Richard parker writes for McClatchy-Tribune Information Services.
7 comments:
Anonymous said...
If Eva Arambula is MarinArambula's sister?
They why would Enrique Escobedo not abstain when giving her the RVG MultiBank Small Dollar Lending?
Is it because Martin Arambula had already voted at the Port to give Enrique Escobedo the 3million security system contract?
Eva Arambula-Woodfin
Rio Grande Valley Multibank Corporation
Small Dollar Loan Coordinator
Ted Cruz. What an asshole. You know the Cubanos go Republican because they dont' have to worry about getting deported like Mexicanos and they always think that they are better than us. Banana eating pendejos. Can't stand the way they talk.
And what have the Democrats done for the RGV and immigrants lately....NADA! Why are Hispanics in Texas loyal to a political party that is all rhetoric and promises and yet over the decades has done little for Hispanics or the poor in Texas or the US. We have more poor people in the US than ever...yet the Democrats in every election promise to end poverty. The Democratic Party has created a welfare culture because so many millions who vote for Democratic candidates just sit on their thumbs waiting for a handout. Most of those are uneducated or undereducated and don't seem willing to work to change their situation. Time for Hispanics and the poor to wake up and smell the bullshit that the Democratic Party is spreading.

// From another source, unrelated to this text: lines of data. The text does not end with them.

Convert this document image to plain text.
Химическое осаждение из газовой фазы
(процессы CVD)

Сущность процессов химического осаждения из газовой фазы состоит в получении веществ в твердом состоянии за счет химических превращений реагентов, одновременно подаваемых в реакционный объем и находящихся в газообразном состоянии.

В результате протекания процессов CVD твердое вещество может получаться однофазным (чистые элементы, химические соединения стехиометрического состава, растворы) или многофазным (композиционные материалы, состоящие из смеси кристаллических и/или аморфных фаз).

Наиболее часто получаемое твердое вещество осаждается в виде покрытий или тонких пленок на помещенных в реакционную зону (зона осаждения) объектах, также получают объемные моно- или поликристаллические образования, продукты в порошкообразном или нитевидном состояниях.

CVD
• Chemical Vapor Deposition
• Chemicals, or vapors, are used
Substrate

If you want to complain about the City, County, BISD, Port just do a complain at:
http://www.ethics.state.tx.us/
http://www.sos.state.tx.us/
To file a complaint form:
http://www.sos.state.tx.us/elections/contact.shtml
http://www.sos.state.tx.us/elections/contact.shtml
You got to be patient, these entities take a few years to gather evidence, or stop by the Brownsville FBI office and ask for the
OFFICER OF THE DAY.
http://www.fbi.gov/
This is how they got AL Capone,
when all else fails IRS is the Key.....
http://www.irs.gov
Controlling the “Narrative” is incumbent upon the party currently in power and all we hear is how no one in Washington is willing to compromise. No one has been better at controlling the Narrative than Obama and his team and many people have bought into the idea that Washington is broken and can’t get anything done. In 2010 a wave of Republicans were voted into office, not just in Washington, but all over the United States, most people believe that this was due to the fact that voters got tired of the of the Narrative that was coming out of Washington, they saw Obama’s change and did not seem to like it. The way that Washington works is supposed to hard, it should be difficult, not impossible, but difficult to change the way things are done.
Stop listening to what Washington is saying and look at what is happening, you decide if it is what you want, don’t let someone make up your mind for you because you are uninformed.
“I predict future happiness for Americans if they can prevent the government from wasting the labors of the people under the pretense of taking care of them”. Thomas Jefferson
If Democrats really educated voters, those voters would vote Republican\Conservative almost every time. This immigration garbage are just lies spread by Democrats and you know it. Last election, the only one with a smart immigration policy was Perry - unfortunately that's all he had. Bottom line, Texas can turn blue. But it will only happen if Democrats take their tactics of vote stealing they have in the valley state-wide. Possible? You bet! They did in Ohio and Florida. Plus, they have the media backing them up. If I were part of the turf organization Battleground Texas, I'd start by hiring the valley Politiqueras. Provide them a van and start kissing the ass of all the old folks in the retirement homes. That's how they win in the valley. You know this. It certainly isn't because they 'educate' voters.
Why is enrique escobedo like Ernie Hernandez getting their security company, Printing company, Landscaping contracts, Vending Machine CONTRACTS AWARDED from their friends at the Port, County, BISD, City? Is this a conflict of interest?